Fast zwanzig Jahre lang war das Unternehmen der wichtigste Zulieferer des Busherstellers Ikarus, für den im Schnitt jährlich 10-40.000 Chassis produziert wurden. Hauptabsatzmarkt der preiswerten und robusten Busse waren die sozialistischen Bruderländer. Allein die Sowjetunion orderte vor 1990 pro Jahr bis zu 60 Prozent der Ikarus/Csepel- Produktion. Der erste große Einbruch kam für die beiden Unternehmen nach Auflösung des Comecon und der damit verbundenen Umstellung des Außenhandels auf die Dollar-Verrechnung. Der Hauptabnehmer Sowjetunion konnte die Busse nicht mehr bezahlen, Ikarus mußte seine Lieferungen vorläufig einstellen und geriet in massive Zahlungsschwierigkeiten.

Um die Fahrzeugindustrie des Landes zu retten, beauftragte die ungarische Regierung die Sanierungs- Organisation SZSZ, seit Jahresbeginn in die Reorg AG umgewandelt, mit der Umstrukturierung der beiden Firmen. Die staatliche Vermögensagentur (AVÜ) sollte den Prozeß überwachen. Doch während Ikarus hochgepäppelt wurde, banden die Sanierer Csepel-Auto die Totenglocke um.
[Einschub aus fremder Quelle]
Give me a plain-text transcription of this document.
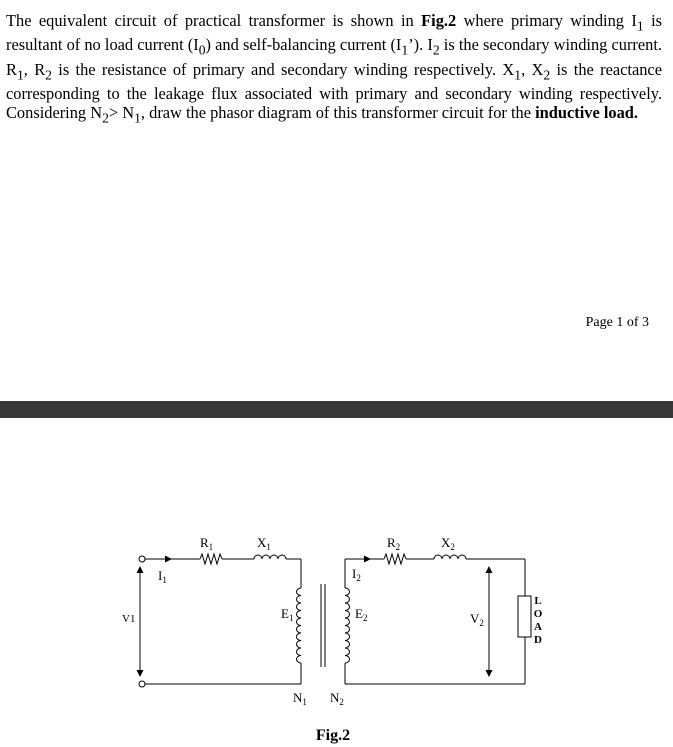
The equivalent circuit of practical transformer is shown in Fig.2 where primary winding $I_1$ is resultant of no load current $(I_0)$ and self-balancing current $(I_1’)$. $I_2$ is the secondary winding current. $R_1$, $R_2$ is the resistance of primary and secondary winding respectively. $X_1$, $X_2$ is the reactance corresponding to the leakage flux associated with primary and secondary winding respectively. Considering $N_2> N_1$, draw the phasor diagram of this transformer circuit for the inductive load.

Page 1 of 3
$R_1$	$X_1$	$R_2$	$X_2$
$I_1$	$I_2$
$E_1$	$E_2$
V1	$V_2$
$N_1$ $N_2$
L
O
A
D
Fig.2
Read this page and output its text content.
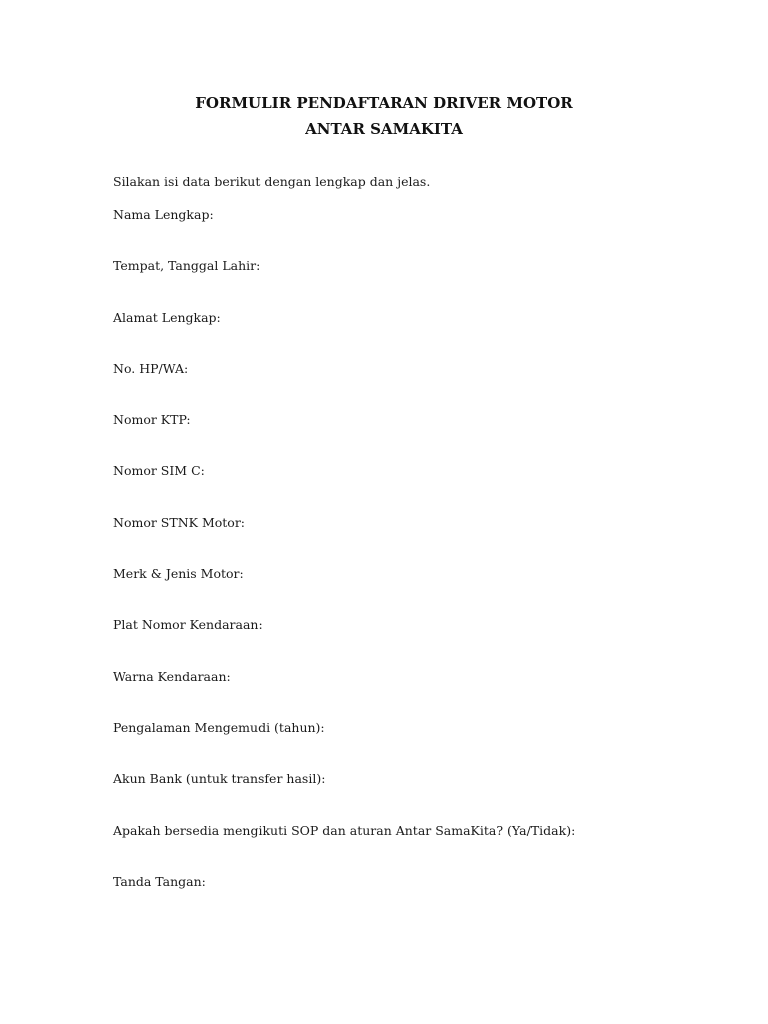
FORMULIR PENDAFTARAN DRIVER MOTOR
ANTAR SAMAKITA
Silakan isi data berikut dengan lengkap dan jelas.
Nama Lengkap:
Tempat, Tanggal Lahir:
Alamat Lengkap:
No. HP/WA:
Nomor KTP:
Nomor SIM C:
Nomor STNK Motor:
Merk & Jenis Motor:
Plat Nomor Kendaraan:
Warna Kendaraan:
Pengalaman Mengemudi (tahun):
Akun Bank (untuk transfer hasil):
Apakah bersedia mengikuti SOP dan aturan Antar SamaKita? (Ya/Tidak):
Tanda Tangan:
Bei der Umstrukturierung von Ikarus im September 1991 übernahm die sowjetische Atex-Holding 30 Prozent der Aktien, 63 Prozent verblieben bei der AVÜ, den Rest teilen sich eine kanadische Holding und ungarische Eigner. In die neu gegründete Aktiengesellschaft wurden auch Schulden bei Csepel- Auto in Höhe von 3,6 Milliarden Forint (rund 77 Mio. Mark) eingebracht, die bis heute nicht zurückbezahlt wurden. Bei Ikarus hält man nämlich einen Teil der Schulden für unrechtmäßig. Der Grund: Preisstreitigkeiten für bereits gelieferte Chassis. Doch weder die SZSZ noch die AVÜ bemühten sich um eine Klärung der Schuldenfrage. Im Zuge des Preisstreites baute Ikarus eine eigene Chassis-Produktion mit einer Kapazität von 8.000 Stück pro Jahr auf — ein Schritt, der ebenfalls ohne SZSZ- und AVÜ-Einspruch geschah. Die Folgen für Csepel-Auto waren verheerend: Ikarus stornierte sämtliche Bestellungen. Nun sitzt Csepel-Auto nicht nur auf seinem eigenen Schuldenberg von 4,5 Milliarden Forint, sondern auch noch auf Lagerbeständen im Wert von zwei Milliarden Forint. Von insgesamt 3.800 Beschäftigten schickte die Verwaltung bis November 1991 erst einmal 2.000 in Zwangsurlaub; Anfang Januar wurden dann 800 Arbeiter entlassen.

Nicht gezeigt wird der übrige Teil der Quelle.